There’s an app for that: Alberta farmer wins prize for live grain pricing app

An Alberta farmer had one goal in mind: to have up-to-date, easily accessible grain pricing information.
20678834_web1_200225-RDA-farmers-grain-buyers-app_1
Lynn Dargis, a former Olds College student, has launched Farmbucks, which is called the Expedia of grain prices. Photo credit Michelle Larmand

An Alberta farmer had one goal in mind: to have up-to-date, easily accessible grain pricing information.

So Lynn Dargis, a former Olds College student, made that available for every farmer in Western Canada.

Farmers are able to compare live bids and look at price history through a subscription to Farmbucks – available through website or app.
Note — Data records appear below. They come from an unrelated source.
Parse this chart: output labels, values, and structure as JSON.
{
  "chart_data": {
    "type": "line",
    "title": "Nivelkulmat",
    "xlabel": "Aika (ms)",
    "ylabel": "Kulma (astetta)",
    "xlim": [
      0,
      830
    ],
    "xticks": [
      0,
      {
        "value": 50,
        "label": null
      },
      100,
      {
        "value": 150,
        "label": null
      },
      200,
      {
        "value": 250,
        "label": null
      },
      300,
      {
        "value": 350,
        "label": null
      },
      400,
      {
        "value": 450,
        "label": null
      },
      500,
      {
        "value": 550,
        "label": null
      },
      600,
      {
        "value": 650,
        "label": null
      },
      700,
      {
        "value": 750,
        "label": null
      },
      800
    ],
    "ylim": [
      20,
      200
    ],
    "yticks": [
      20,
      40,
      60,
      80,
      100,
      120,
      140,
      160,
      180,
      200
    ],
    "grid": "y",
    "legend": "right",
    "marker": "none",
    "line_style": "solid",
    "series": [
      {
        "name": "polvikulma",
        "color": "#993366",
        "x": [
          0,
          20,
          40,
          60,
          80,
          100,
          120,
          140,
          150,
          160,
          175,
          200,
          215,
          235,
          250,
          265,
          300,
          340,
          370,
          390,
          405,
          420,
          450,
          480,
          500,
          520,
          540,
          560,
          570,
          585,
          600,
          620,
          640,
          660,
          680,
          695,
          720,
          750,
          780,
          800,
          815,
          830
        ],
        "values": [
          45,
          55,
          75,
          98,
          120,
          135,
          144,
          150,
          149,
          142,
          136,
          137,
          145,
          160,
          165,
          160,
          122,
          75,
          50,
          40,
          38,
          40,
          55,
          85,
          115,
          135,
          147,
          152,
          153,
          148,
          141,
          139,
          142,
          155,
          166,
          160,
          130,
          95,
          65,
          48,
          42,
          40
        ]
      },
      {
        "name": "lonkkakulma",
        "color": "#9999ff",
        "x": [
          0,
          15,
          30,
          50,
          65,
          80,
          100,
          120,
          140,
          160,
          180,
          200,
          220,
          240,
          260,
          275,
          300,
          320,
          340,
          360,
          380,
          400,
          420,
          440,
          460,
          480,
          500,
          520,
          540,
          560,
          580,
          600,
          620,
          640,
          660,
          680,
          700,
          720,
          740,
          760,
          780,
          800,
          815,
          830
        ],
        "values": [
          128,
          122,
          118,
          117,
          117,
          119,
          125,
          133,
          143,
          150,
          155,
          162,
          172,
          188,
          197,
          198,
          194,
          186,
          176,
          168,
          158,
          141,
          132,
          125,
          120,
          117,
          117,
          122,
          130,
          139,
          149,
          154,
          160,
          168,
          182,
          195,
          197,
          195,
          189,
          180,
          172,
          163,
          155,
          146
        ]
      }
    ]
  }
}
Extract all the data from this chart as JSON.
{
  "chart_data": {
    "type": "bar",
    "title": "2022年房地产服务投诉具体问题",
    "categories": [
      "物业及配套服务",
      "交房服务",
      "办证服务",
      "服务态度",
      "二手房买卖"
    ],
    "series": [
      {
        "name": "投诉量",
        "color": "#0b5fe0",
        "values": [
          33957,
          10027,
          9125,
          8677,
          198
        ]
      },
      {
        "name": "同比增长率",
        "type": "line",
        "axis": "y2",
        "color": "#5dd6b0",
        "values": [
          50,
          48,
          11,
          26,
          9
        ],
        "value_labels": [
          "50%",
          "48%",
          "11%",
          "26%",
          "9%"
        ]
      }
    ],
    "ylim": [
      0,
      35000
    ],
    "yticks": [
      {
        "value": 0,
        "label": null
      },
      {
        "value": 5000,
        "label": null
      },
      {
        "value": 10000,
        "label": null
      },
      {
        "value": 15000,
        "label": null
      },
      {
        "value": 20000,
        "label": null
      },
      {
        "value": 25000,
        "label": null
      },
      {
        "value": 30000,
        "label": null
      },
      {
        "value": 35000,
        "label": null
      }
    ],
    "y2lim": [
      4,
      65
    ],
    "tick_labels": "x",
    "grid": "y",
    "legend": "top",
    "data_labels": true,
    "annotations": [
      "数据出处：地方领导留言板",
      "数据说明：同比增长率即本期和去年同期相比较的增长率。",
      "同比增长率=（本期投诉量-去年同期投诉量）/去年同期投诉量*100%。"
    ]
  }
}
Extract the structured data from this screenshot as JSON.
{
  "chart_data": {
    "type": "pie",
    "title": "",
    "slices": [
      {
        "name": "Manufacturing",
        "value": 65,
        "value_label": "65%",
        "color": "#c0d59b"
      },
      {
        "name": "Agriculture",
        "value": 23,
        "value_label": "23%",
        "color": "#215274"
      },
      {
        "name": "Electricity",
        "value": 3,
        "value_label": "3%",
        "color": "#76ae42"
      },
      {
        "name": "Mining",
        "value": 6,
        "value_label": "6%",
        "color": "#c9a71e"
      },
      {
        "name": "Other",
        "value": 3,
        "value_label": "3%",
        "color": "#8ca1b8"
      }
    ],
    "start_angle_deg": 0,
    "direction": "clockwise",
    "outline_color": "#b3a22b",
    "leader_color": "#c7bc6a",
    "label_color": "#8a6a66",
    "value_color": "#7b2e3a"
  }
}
The former central Alberta student said Farmbucks is an Expedia of grain prices. The platform makes it easy to see at any time where the top pricing opportunities are, and who they’re coming from, connecting buyers and sellers.

“Grain prices are changing every minute, and each grain buyer has their own price that they offer farmers, so it’s pretty complex,” she said.

“The app or website sorts prices for farmers, according to the location, and the search radius around them,” she said.

The idea came to Dargis out of necessity, because she was frustrated searching or calling for prices every day.

“I just didn’t have the time required. We’re out there working in the fields, because I’m a farmer and I grow cattle and I have cattle, too,” the wife and the mother of three said.

The 33-year-old said nothing like Farmbucks existed, at least not in Western Canada, according to her research.

“Because price transparency isn’t standard in agriculture just yet.”

Farmbucks covers grain products such as wheat, canola, oats, barley, rye – almost all grains grown in the Prairies. The platform doesn’t have cattle prices just yet, but there are plans to cover that as well, Dargis said.

Farmbucks was launched about eight months ago, and so far, there are more than 1,700 subscribers to the service.

“Farmers are loving it. They just want more. They want to see every offer that’s available to them – it doesn’t matter who it’s coming from – on there, so we’re building up to be there.

“It’s a process, but we’re getting there,” she said.

Dargis was recently awarded the $25,000 grand prize at the Forum for Women Entrepreneurs’ Pitch for the Purse Finale during an annual gala in Vancouver for Farmbucks.

The top three finalists, including Dargis, were chosen among 14 companies, which were picked from more than 200 applications across Canada to present their pitches at semi-final events in Toronto and Vancouver last November.